What’s shaking, Joan?
He looks like he’s going to reach for the Mexican distress frog.r />
Crease says Joan is the name of Jonah’s robust common-law wife, now ex, who lives in Texas with their ornery love child. He claims he heard this from Jules.
Pru keeps calling Jonah Joan.
The long good-bye
The Sprout is leaving the office for the weekend. There’s a spring in his step, a thin jacket draped over his arm, and a bag from the Italian bakery dangling from a finger.
Have a good one, he says to Jenny, closing his door and locking it smoothly.
Later, man, he barks at Jonah while turning the corner by the mail room, the very picture of managerial friendliness.
Any fun weekend plans? he asks Pru, not quite pausing as he heads to the elevator. She says she’ll probably see a movie and go to a party in Brooklyn. He nods and says, Excellent plan—don’t do anything I wouldn’t do.
He gives Lizzie a little wink and Laars a big salute and hits the Down button. The elevator takes its time arriving. He taps one tennis-sneakered foot in time to the jaunty tune in his head.
Crap, says the Sprout just as the doors open. He’s forgotten something. He trots back the way he came, not saying anything to the people he’s just passed.

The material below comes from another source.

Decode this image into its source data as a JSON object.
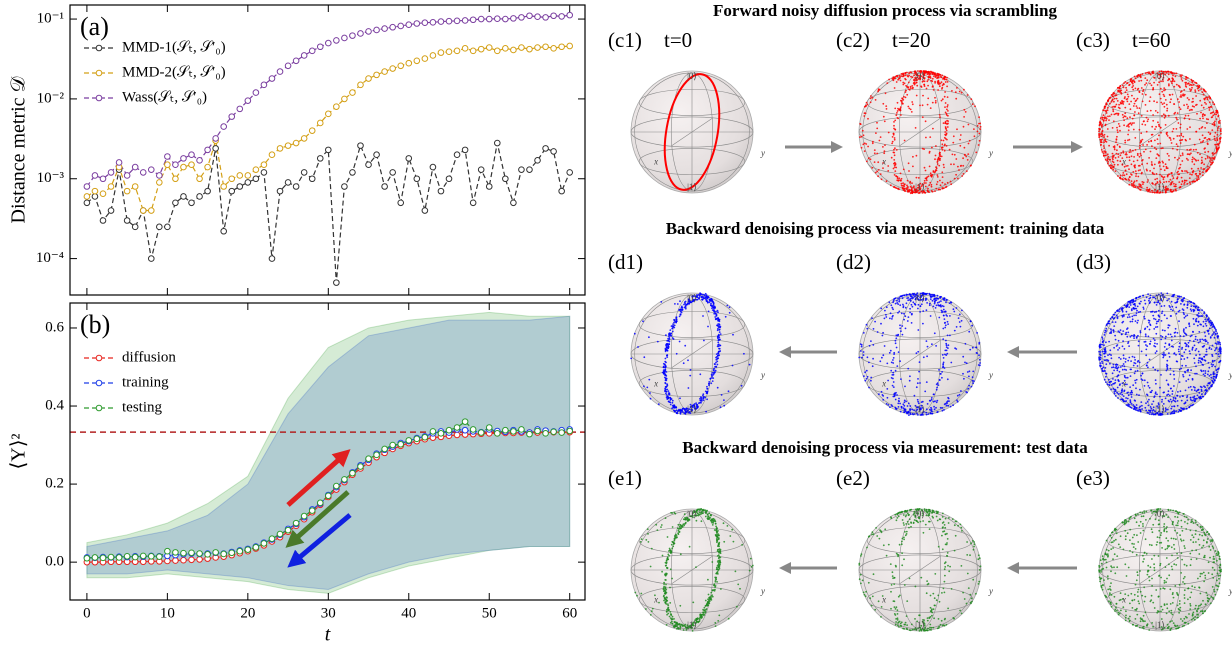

He unlocks his door and grabs his briefcase and sprints back to the elevator, which has long since gone.
The layoff narrative
We have assorted dietary restrictions and particular aversions, which makes group meals untenable, generally speaking, and so the decision to lunch together is sort of impulsive.

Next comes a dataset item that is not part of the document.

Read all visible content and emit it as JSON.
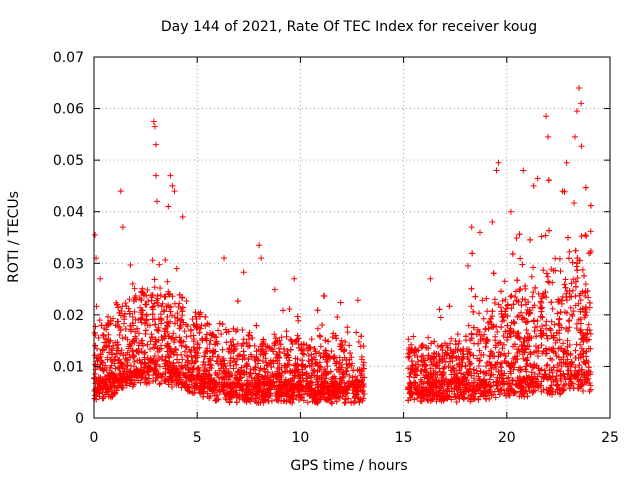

Jill is in Siberia and no one feels like going up to get her. She sits too far from the elevator. We could e-mail her, but no one does. Pru says she thinks Jill might be out, taking a personal day to help a friend move into an apartment. This relieves us of guilt.
Our high hopes for the new Chinese restaurant are dashed by the time the soup arrives. Everything tastes a little like soap. At least we know it’s clean, Jonah says.
Whatever you say, Joan, says Pru.
Oh, stop it, says Lizzie. Seriously.